Gingrich fired back at House Minority Leader Nancy Pelosi, who served on the panel that investigated Gingrich's ethics dealings when he was House speaker during the 1990s. According to the liberal website Talking Points Memo, she said: "One of these days we'll have a conversation about Newt Gingrich," Pelosi I know a lot about him. I served on the investigative committee that investigated him, four of us locked in a room in an undisclosed location for a year. A thousand pages of his stuff."

The House panel investigated claims that Gingrich sought tax-exempt status for college courses run for political purposes. That investigative committee concluded the then-Georgia Republican had given investigators "inaccurate information" that represented a disregard of House rules.

Although a special counsel concluded that Gingrich violated federal tax law and had lied to the ethics panel to force the committee to dismiss the complaint against him, the full House ethics committee decided to leave the issue to the Internal Revenue Service. The IRS in 1999 cleared the organizations that were connected with the courses.

"If she's suggesting that she's going to use material that she developed while she was on the ethics committee - that is a fundamental violation of the rules of the House ... I think it tells you how capricious and political that committee was when she was on it," Gingrich said. "It tells you how tainted the outcome was, that she was on it. And I think what she said to you today should explain a great deal about what happened in the ethics process when Nancy Pelosi was at the heart of it - and is now prepared to totally abuse the House process."

Pelosi's spokesman subsequently denied that she would seek to release confidential information, saying she was referring to material that already is in the public record.

While Gingrich has repeatedly sought to train his attacks on President Obama and other Democrats without denigrating fellow GOP candidates, he took a dig at his rival Mitt Romney, who has labeled Gingrich "a career politician."

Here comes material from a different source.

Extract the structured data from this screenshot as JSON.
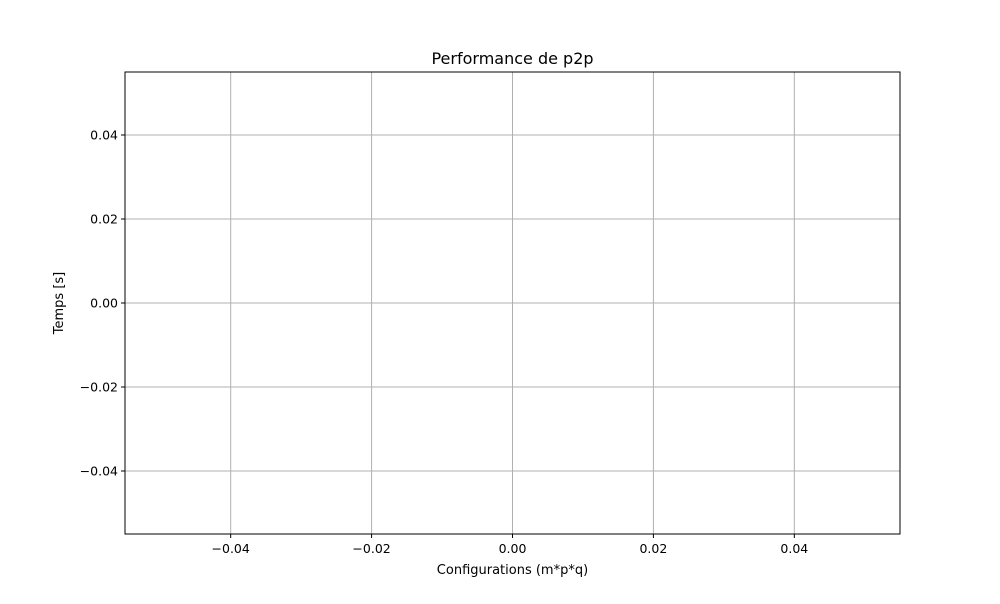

"Well, I don't know that you ought to count running for Senate in 1994, running for governor, then running for president for 6 years - I mean, I don't know if that makes him a career politician or not, I'll let you decide," Gingrich said of Romney. "It's fair to say I have been a successful candidate a number of times."

Asked about the ways in which his campaign differs from Romney's, Gingrich cited his call to overhaul Social Security in favor or personal savings accounts as "dramatically bolder and more oriented toward individual empowerment" than Romney's. He also said he supported abolishing capital gains taxes entirely instead of Romney's approach, which calls for keeping them in place for those earning above $200,000.

He also cited his call for the removal of U.S. District Judge Fred Biery, who earlier this year issued a ruling that banned an official invocation, benediction, or any message that can be considered a prayer at a Texas school district's commencement ceremonies. The U.S. 5th Circuit Court of Appeals overturned Biery's ruling.